As reported above, Kenny Dichter founded Wheels Up in 2013 with an initial investment of $55.7 million from Jeffries and an order for 105 new King Air 350i Turboprops which are typically less expensive to operate, especially for shorter flights, than the jets offered by the major fractional ownership companies such as NetJets, Flight Options and FlexJet. Wheels Up intended to offer a lower price point in the hopes of opening up a new and larger market with its less expensive Turboprops.

The initial program required an initial fee of $15,750 with annual dues of $10,000 plus the fixed hourly rate for each flight. Clients had guaranteed pricing and a new defined fleet which would be operated by GAMA Aviation, a well-respected Operator with International experience. The price point is a little more expensive than chartering a Turboprop but with a higher quality defined fleet.

In the first few years Wheels Up was able to attract two more rounds of financing bringing the total raised to $408.9 million and a valuation of $700 million by late 2017.

In 2012 another startup named JetSmarter was founded by Sergey Petrossov who also claimed to be lowering the cost to fly and thereby opening up a new and larger market but with a very different business model. JetSmarter approached many of the leading Operators in the industry and began buying up their future empty leg flight segments, writing very large checks for anticipated supply. They would then take a real-time data feed from these Operators and display them on their app where members could book at a low or no additional cost to their members. By 2016 JetSmarter had added a shuttle service where they would charter a jet for a certain route and sell individual seats to its paying members.

Since 2012 JetSmarter raised a total of $130 million with a valuation of $1.5 billion by December 2016. To put these valuations in perspective, The entire charter market is estimated to be around $13 billion. If JetSmarter is to be successful, it will have to grow the market considerably over the next few years or become a very dominant player.

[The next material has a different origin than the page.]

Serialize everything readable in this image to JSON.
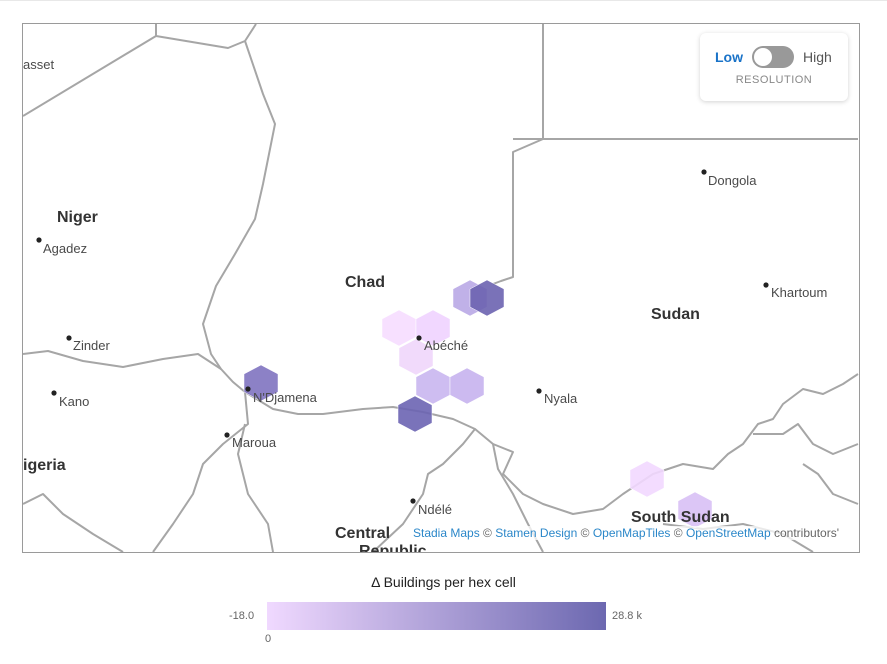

In 2016 Wheels Up in partnership with Broker Apollo Jets, launched 8760 which is a competing app to JetSmarter with both empty leg flights and shuttles.

The Future of Jet Cards

Which of these models are sustainable? I believe that the JetSmarter concept of pre-purchasing empty leg flights and some shuttle flights make a lot of sense. Where I believe it falls apart is the projections on growth since the supply of discounted flights is subsidized by customers who pay full fair to fly in the reverse direction and the aircraft owners who are charging less than the true cost. To scale this model, it will ultimately require a Defined Fleet which will certainly raise prices and defeat the purpose of growing the market. This supply problem is not easily overcome and although the people using the App today, both operators and customers can benefit greatly from this model.

Defined fleets are also a great solution as long as the price point is set properly. NetJets and their Marquis Jet product are by far the largest player in the industry: they are mildly profitable; have the most sophisticated logistics technology; are the largest buyer of private jets so they are getting the lowest possible prices and have negotiated the lowest expenses including fuel, training and maintenance in the industry. Therefore, the price for a defined and owned fleet should be above the price to fly on NetJets which is currently the most expensive option. I would therefore anticipate that defined fleets will grow, but there has to be higher and more sustainable pricing at some point.